Les piles peuvent se classer en deux familles principales :
- Les piles à dépolarisant dans lesquelles l'hydrogène qui se forme au pôle positif doit être réduit par l'oxygène sous peine de voir la pile cesser de fonctionner (polarisation),
- les piles impolarisables dans lesquelles le passage du courant ne modifie pas la nature des contacts électrochimiques.
Les plies industrielles font presque toutes partie de la première famille.

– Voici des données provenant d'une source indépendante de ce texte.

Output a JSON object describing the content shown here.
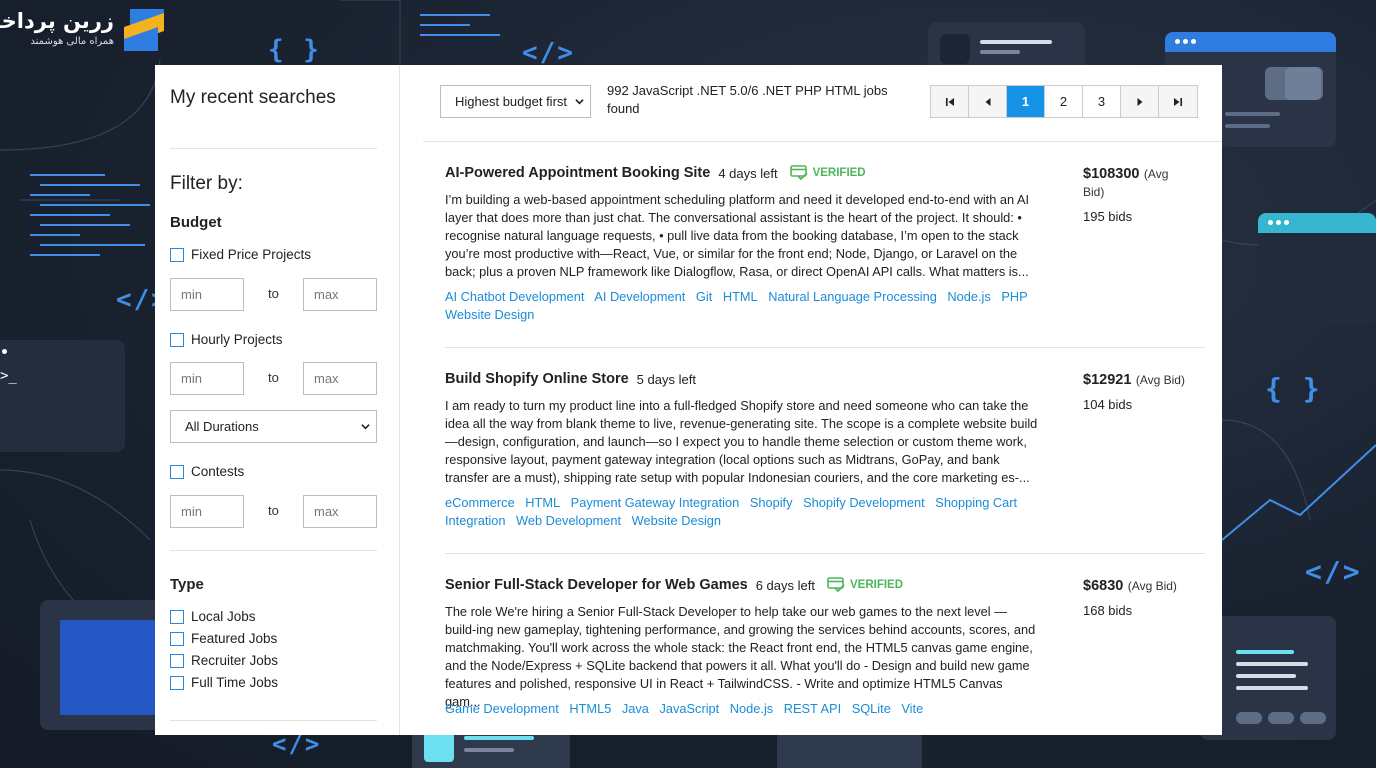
{
  "brand": {
    "title": "زرین پرداخت",
    "subtitle": "همراه مالی هوشمند"
  },
  "colors": {
    "accent": "#1593e6",
    "link": "#1a8cd8",
    "verified": "#4db55a",
    "background": "#1b2434"
  },
  "sidebar": {
    "recent_searches": "My recent searches",
    "filter_by": "Filter by:",
    "budget": {
      "title": "Budget",
      "fixed_price": "Fixed Price Projects",
      "hourly": "Hourly Projects",
      "contests": "Contests",
      "min_placeholder": "min",
      "max_placeholder": "max",
      "to": "to",
      "duration_select": "All Durations"
    },
    "type": {
      "title": "Type",
      "options": [
        "Local Jobs",
        "Featured Jobs",
        "Recruiter Jobs",
        "Full Time Jobs"
      ]
    }
  },
  "toolbar": {
    "sort": "Highest budget first",
    "results": "992 JavaScript .NET 5.0/6 .NET PHP HTML jobs found",
    "pages": [
      "1",
      "2",
      "3"
    ],
    "current_page": "1"
  },
  "jobs": [
    {
      "title": "AI-Powered Appointment Booking Site",
      "days_left": "4 days left",
      "verified": "VERIFIED",
      "description": "I’m building a web-based appointment scheduling platform and need it developed end-to-end with an AI layer that does more than just chat. The conversational assistant is the heart of the project. It should: • recognise natural language requests, • pull live data from the booking database, I’m open to the stack you’re most productive with—React, Vue, or similar for the front end; Node, Django, or Laravel on the back; plus a proven NLP framework like Dialogflow, Rasa, or direct OpenAI API calls. What matters is...",
      "tags": [
        "AI Chatbot Development",
        "AI Development",
        "Git",
        "HTML",
        "Natural Language Processing",
        "Node.js",
        "PHP",
        "Website Design"
      ],
      "price": "$108300",
      "avg_bid": "(Avg Bid)",
      "bids": "195 bids"
    },
    {
      "title": "Build Shopify Online Store",
      "days_left": "5 days left",
      "verified": "",
      "description": "I am ready to turn my product line into a full-fledged Shopify store and need someone who can take the idea all the way from blank theme to live, revenue-generating site. The scope is a complete website build—design, configuration, and launch—so I expect you to handle theme selection or custom theme work, responsive layout, payment gateway integration (local options such as Midtrans, GoPay, and bank transfer are a must), shipping rate setup with popular Indonesian couriers, and the core marketing es-...",
      "tags": [
        "eCommerce",
        "HTML",
        "Payment Gateway Integration",
        "Shopify",
        "Shopify Development",
        "Shopping Cart Integration",
        "Web Development",
        "Website Design"
      ],
      "price": "$12921",
      "avg_bid": "(Avg Bid)",
      "bids": "104 bids"
    },
    {
      "title": "Senior Full-Stack Developer for Web Games",
      "days_left": "6 days left",
      "verified": "VERIFIED",
      "description": "The role We're hiring a Senior Full-Stack Developer to help take our web games to the next level — build-ing new gameplay, tightening performance, and growing the services behind accounts, scores, and matchmaking. You'll work across the whole stack: the React front end, the HTML5 canvas game engine, and the Node/Express + SQLite backend that powers it all. What you'll do - Design and build new game features and polished, responsive UI in React + TailwindCSS. - Write and optimize HTML5 Canvas gam...",
      "tags": [
        "Game Development",
        "HTML5",
        "Java",
        "JavaScript",
        "Node.js",
        "REST API",
        "SQLite",
        "Vite"
      ],
      "price": "$6830",
      "avg_bid": "(Avg Bid)",
      "bids": "168 bids"
    }
  ]
}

GRENET, DANIELL et bien d'autres ont proposé différentes
variantes de ces piles, avec chacune un avantage mais aussi de nombreux
inconvénients qui ne rendaient pas leur usage facile :
| La pile au bichromate de potasse à 2 liquides
est due à FULLER.
La pile au Bichromate à un seul liquide développée par POGGENDORFF (1842) ou sa variante dite pile de GRENET est composée d'un seul électrolyte. Le bichromate de potasse est fortement toxique et polluant et sa réactivité chimique sur le zinc oblige à introduire l'électrode juste au moment de l'utilisation et à la relever ensuite. C'est une excellente pile de laboratoire, mais pas une pile d'usage domestique. c'est une pile impolarisable.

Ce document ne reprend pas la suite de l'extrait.